De la promesse constitutionnelle à la crise systémique: près de 40 ans après, l’État haïtien toujours en panne

Adoptée en 1987 à la suite de la chute du régime de Jean-Claude Duvalier, la Constitution haïtienne devait marquer l’entrée du pays dans une nouvelle ère démocratique. Fondée sur la séparation des pouvoirs, la justice sociale et la participation citoyenne, elle portait l’ambition de transformer profondément l’État et de rompre avec les pratiques autoritaires et clientélistes du passé.
Près de quatre décennies plus tard, ce projet demeure largement inachevé. Dans une analyse mêlant économie politique et approche historique, le juriste et politiste en formation Elie Rivage, porte-parole du Collège National des Démarches, soutient que la crise actuelle d’Haïti trouve son origine à la fois dans la non-application de la Constitution de 1987 et dans l’échec du projet politique et social qu’elle incarnait.
Un cadre démocratique peu appliqué
La Constitution avait introduit des mécanismes destinés à limiter le pouvoir exécutif et à renforcer les contre-pouvoirs institutionnels. Toutefois, ces réformes formelles n’ont pas entraîné de transformation réelle des pratiques politiques.

Selon l’analyse, les normes démocratiques prévues par la Constitution se sont heurtées à des logiques patrimoniales profondément enracinées, où les institutions servent souvent des intérêts particuliers plutôt que l’intérêt général. Cette situation crée un décalage persistant entre les règles juridiques et leur application dans la pratique politique.
Une justice sociale restée au stade de promesse
Le texte constitutionnel visait également à garantir les droits fondamentaux et à promouvoir le bien-être collectif. Mais la faiblesse des capacités administratives et fiscales de l’État a fortement limité la mise en œuvre de ces objectifs.
Cette incapacité à assurer les services publics essentiels a contribué à creuser l’écart entre les promesses constitutionnelles et l’expérience quotidienne des citoyens, alimentant ce que certains chercheurs qualifient de «violence structurelle», caractérisée par des inégalités institutionnelles persistantes.
Continuité des pratiques de prédation
Malgré la fin du régime duvaliériste, plusieurs analyses soulignent la persistance de pratiques politiques héritées de cette période. L’État haïtien reste marqué par des phénomènes de capture institutionnelle et de prédation des ressources publiques, où une minorité d’acteurs parvient à contrôler des institutions censées servir l’ensemble de la population.

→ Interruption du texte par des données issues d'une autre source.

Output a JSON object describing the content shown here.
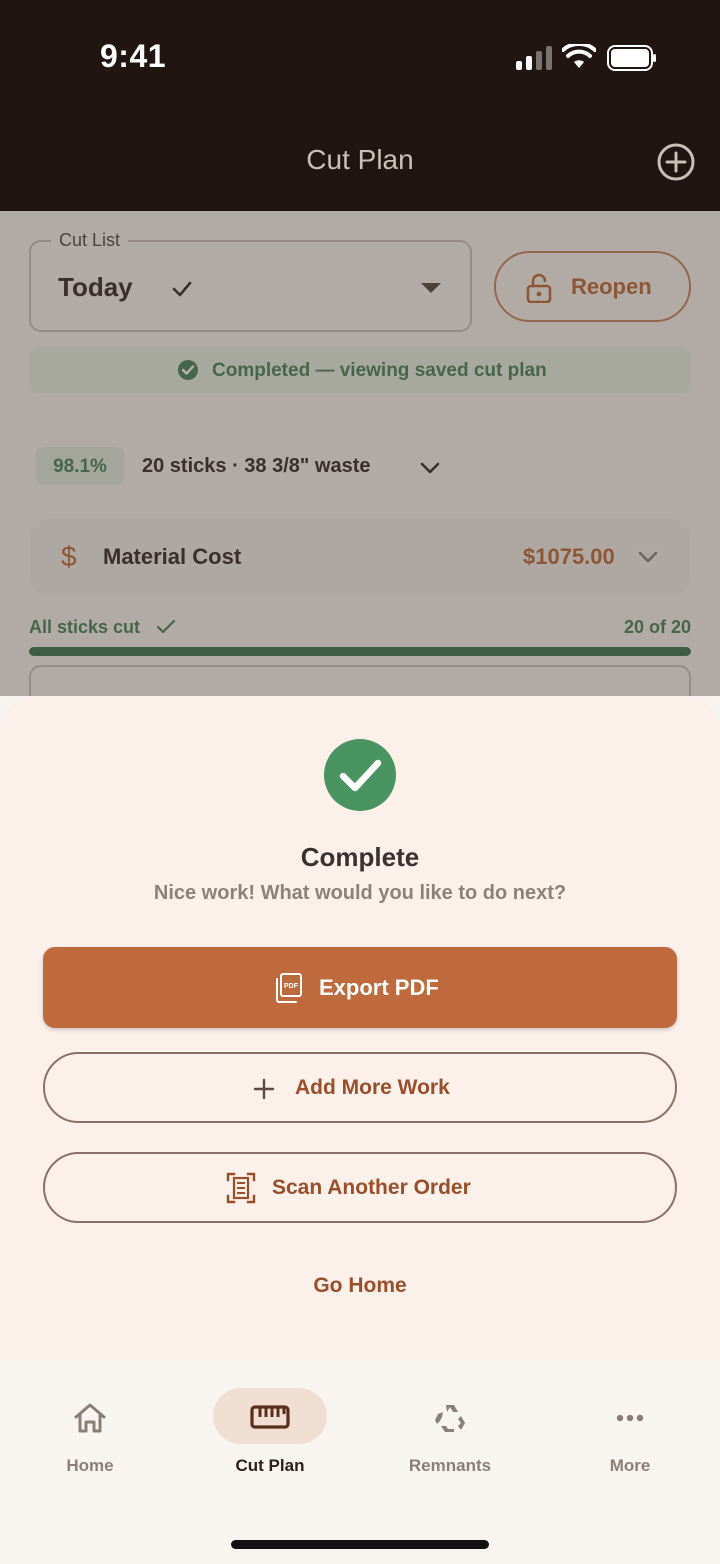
{
  "status_bar": {
    "time": "9:41"
  },
  "nav": {
    "title": "Cut Plan"
  },
  "cut_list": {
    "label": "Cut List",
    "value": "Today"
  },
  "reopen": {
    "label": "Reopen"
  },
  "banner": {
    "text": "Completed — viewing saved cut plan"
  },
  "stats": {
    "yield": "98.1%",
    "summary": "20 sticks · 38 3/8\" waste"
  },
  "cost": {
    "icon": "$",
    "label": "Material Cost",
    "value": "$1075.00"
  },
  "progress": {
    "label": "All sticks cut",
    "count": "20 of 20",
    "fraction": 1.0
  },
  "sheet": {
    "title": "Complete",
    "subtitle": "Nice work! What would you like to do next?",
    "export_label": "Export PDF",
    "add_label": "Add More Work",
    "scan_label": "Scan Another Order",
    "home_label": "Go Home"
  },
  "tabs": [
    {
      "label": "Home",
      "icon": "home-icon"
    },
    {
      "label": "Cut Plan",
      "icon": "ruler-icon",
      "active": true
    },
    {
      "label": "Remnants",
      "icon": "recycle-icon"
    },
    {
      "label": "More",
      "icon": "more-icon"
    }
  ],
  "colors": {
    "header_bg": "#201510",
    "accent": "#BF6A3C",
    "success": "#3F7F55",
    "sheet_bg": "#FCF0EB"
  }
}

Cette situation correspond à ce que certains politologues décrivent comme un système néopatrimonial, dans lequel les règles démocratiques existent formellement mais sont régulièrement contournées.
Une économie dominée par l’informalité
Sur le plan économique, la fragilité institutionnelle a favorisé l’expansion du secteur informel, qui représenterait aujourd’hui plus de 70 % de l’activité économique du pays. Dans un contexte marqué par l’insécurité juridique, la corruption et la faiblesse de l’État, l’informalité devient pour de nombreux acteurs une stratégie de survie.
Parallèlement, les recettes fiscales demeurent très limitées, réduisant la capacité de l’État à financer les services publics et à investir dans le développement.
Une crise auto-entretenue
L’analyse de Rivage met en évidence une dynamique circulaire où faiblesse institutionnelle, non-application des normes, perte de légitimité et comportements opportunistes se renforcent mutuellement. Cette interaction crée une « trappe institutionnelle » qui perpétue la fragilité de l’État.
Selon lui, la crise haïtienne ne découle pas de la Constitution elle-même, mais plutôt de son absence d’application effective et de la persistance de structures de pouvoir héritées du passé.
Un défi de transformation de l’État
Si la Constitution de 1987 demeure un texte fondateur pour la démocratie haïtienne, sa mise en œuvre reste un défi majeur. Le redressement du pays, conclut l’étude, suppose non seulement l’application des normes constitutionnelles, mais aussi une transformation profonde des structures politiques, économiques et institutionnelles.
Sans cette mutation, la promesse de rupture portée en 1987 risque de continuer à se heurter aux réalités d’un État fragilisé et d’une économie largement informelle.